3 minute read

Ira (@iracooke) summarised the key ideas on random vs fixed effects from the previous meeting, and Sonja walked us through her modelling and model selection approach when modelling fetal renal parenchymal thickness during pregnancy.

RANDOM OR FIXED EFFECT

Using the dragon example from this tutorial https://ourcodingclub.github.io/tutorials/mixed-models/, we started a discussion on the differences between random and mixed effects. See notes from previous meeting for more phylosophical interpretations/points of view. They can be found here. In general, putting your variable as a random instead of fixed effect has the advantage of ‘saving’ you degrees of freedom, by reducing the number of parameters that have to be estimated.

In our case, this is making an assumption about the distribution of the estimated values across the mountain ranges, as each has its own mean and variance being estimated (“ each mountain range is its own unique snowflake “. Cooke, 2020). At this point you should ask yourself, is this actually the case?

MIXED EFFECT MODELLING - by Sonja

Sonja presented her work on measuring fetal renal parenchymal thickness (RPT) during pregnancy (thus longitudinal data).

She measured fetal RPT at 20,24,28,32,36 weeks. Not always able to keep to schedule (e.g., patient misses a scan, birth at < 36 weeks)

Response variable: renal parenchymal thickness (RPT) Fixed effects:

  • Gestational age
  • GDM, no or yes
  • Kidney side - Rt of Lt
  • Kidney part - Ant or Post
  • Sex - M or F

Package: ‘nlme’

Showed how looking at (fitted) residuals, and applying a stepwise approach to adding interactions and random/mixed effects can guide your choice of what variables to include in the final model.

Contact Sonja directly for example code or further discussion on this. (Disclaimer #2 sorry for not summarising this more thoroughly, I was trying to follow her presentation and not being too familiar with this area I had to focus.)

MODEL SELECTION

At this point we started a brief discussion on whether all members use a similar step-wise approach for model selection

Eric N: agrees on model selection in a stepwise approach, either by hand or using packages that automate the selection of effects and interactions

Ira C: highlighted the issue with automated approach.
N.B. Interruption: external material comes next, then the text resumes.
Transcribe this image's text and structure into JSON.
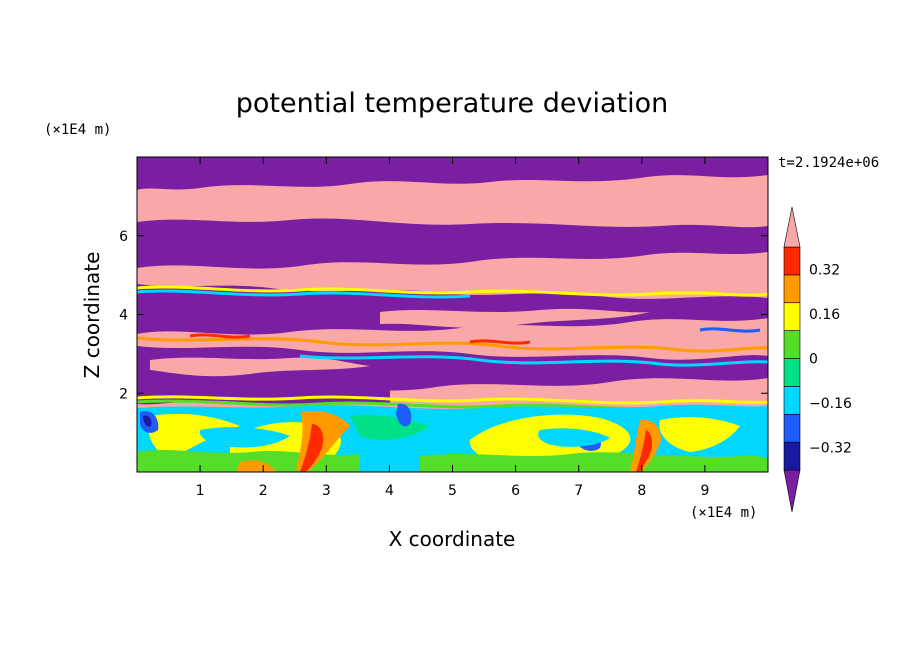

If possible, it is good to keep an exploratory approach, trying to minimise the size of the model and knowing your data (e.g., residuals).

The two (automated and manual) could be used conjunctly to assess whether the same ‘best’ model is obtained. The same could be down with a bottom-up vs top-down approach (i.e., start once from the simplest model, and once from the most complex model, and compare the obtained best models. If you obtain the same best model, this should give you a hint your result is robust)

PACKAGE ‘SELECTION’

Bethan asked how to choose ideal package (nlme, lme4, etc).

Sonja: it is a matter of output differences and workflow. Outputs between the packages differ and your choice depends on the workflow you are following, what output you can understand and process more easily, etc.

Kevin: lme4 and lmerTest work together (the latter provides p-value output for lme4 models, I think?), but lme4 and nlme are just two different packages for doing the same things (but random effects are specified differently), and also have slightly different outputs and capabilities for more complex models

Lorenzo Here two links I looked at to better understand differences. Feel free to add more. For newer git and github users like me this can be a good way to learn about pull request, branching, etc.

Link for further reading: https://rpubs.com/DKCH2020/578881

Conversation on stack exchange (although a bit old, might not be considering updates): https://stats.stackexchange.com/questions/5344/how-to-choose-nlme-or-lme4-r-library-for-mixed-effects-models

Disclaimer: I wrote down these notes while trying to keep up with the conversation being had. They might not be 100% accurate. So please use them as a general guide to remember what we discussed, and figure out where to look for further, detailed, and accurate information of the topic of interest to you. Cheers, Lorenzo.